Manufacturers have helped convince consumers to purchase high-definition TVs, but actual viewership of HD content has left content makers and content producers confused about the changing market.
Research group Nielsen indicates more than half of US homes have at least one HDTV, although overall viewership of HD content remains significantly lower.
Sports programming remains the highest percentage of HD content being viewed on the networks, with 21% of TV homes watching HD sports. About 28% of people between 18 and 34 years of age watch HD sports and just 2 percent of viewers between 35 and 64 watch sports in HD.
HD sporting events on ESPN and other channels helped HD viewership gain new attention, but selling the technology has been increasingly difficult. Fifteen percent of all HD-ready households watched news in HD, with the 35-64 demographic representing 20 percent of the demographic watching HD news.

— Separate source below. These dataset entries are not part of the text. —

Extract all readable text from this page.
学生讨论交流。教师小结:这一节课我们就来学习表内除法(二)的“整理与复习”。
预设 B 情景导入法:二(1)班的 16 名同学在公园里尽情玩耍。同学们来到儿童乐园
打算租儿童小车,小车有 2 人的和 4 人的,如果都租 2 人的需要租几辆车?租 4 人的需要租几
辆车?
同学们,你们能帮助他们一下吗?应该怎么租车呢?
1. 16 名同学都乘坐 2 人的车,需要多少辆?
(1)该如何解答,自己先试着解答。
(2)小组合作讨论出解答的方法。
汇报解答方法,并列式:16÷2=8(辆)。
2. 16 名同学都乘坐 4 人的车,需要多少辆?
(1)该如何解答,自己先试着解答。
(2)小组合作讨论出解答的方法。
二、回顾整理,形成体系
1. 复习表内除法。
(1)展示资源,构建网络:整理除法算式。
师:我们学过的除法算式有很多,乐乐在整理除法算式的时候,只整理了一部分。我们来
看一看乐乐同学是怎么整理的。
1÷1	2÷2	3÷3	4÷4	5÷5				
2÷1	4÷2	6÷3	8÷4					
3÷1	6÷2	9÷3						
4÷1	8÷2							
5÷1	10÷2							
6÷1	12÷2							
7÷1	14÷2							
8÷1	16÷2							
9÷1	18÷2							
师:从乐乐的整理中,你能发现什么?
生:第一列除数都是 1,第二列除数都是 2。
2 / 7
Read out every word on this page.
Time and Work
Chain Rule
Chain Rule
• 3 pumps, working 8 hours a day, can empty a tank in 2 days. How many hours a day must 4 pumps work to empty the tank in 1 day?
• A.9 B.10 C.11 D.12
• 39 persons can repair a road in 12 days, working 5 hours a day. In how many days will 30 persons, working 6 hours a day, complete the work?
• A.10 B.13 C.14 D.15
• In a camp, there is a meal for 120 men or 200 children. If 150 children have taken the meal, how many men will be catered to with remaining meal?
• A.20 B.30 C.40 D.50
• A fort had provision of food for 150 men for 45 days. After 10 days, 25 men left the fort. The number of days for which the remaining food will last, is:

HD market penetration is expected to increase over the next few years, especially as HD channels are more widely substituted for SD channels. Another consideration will be when today’s adolescent and teenage populations begin switching from SD to HDTVs — something analysts expect to accelerate in the future.
I watch as much content as I could in HD, but that’s only because I spend a large amount of time sitting at a desk next to a TV. After recently switching from Comcast to AT&T, the addition of HDNet will help increase the amount of HD content I watch.
I watch a large amount of sports and news content in HD — and have plenty of access to HD content already — if only companies stopped adding useless channels as a perk, and instead tried lowering prices a few dollars every month.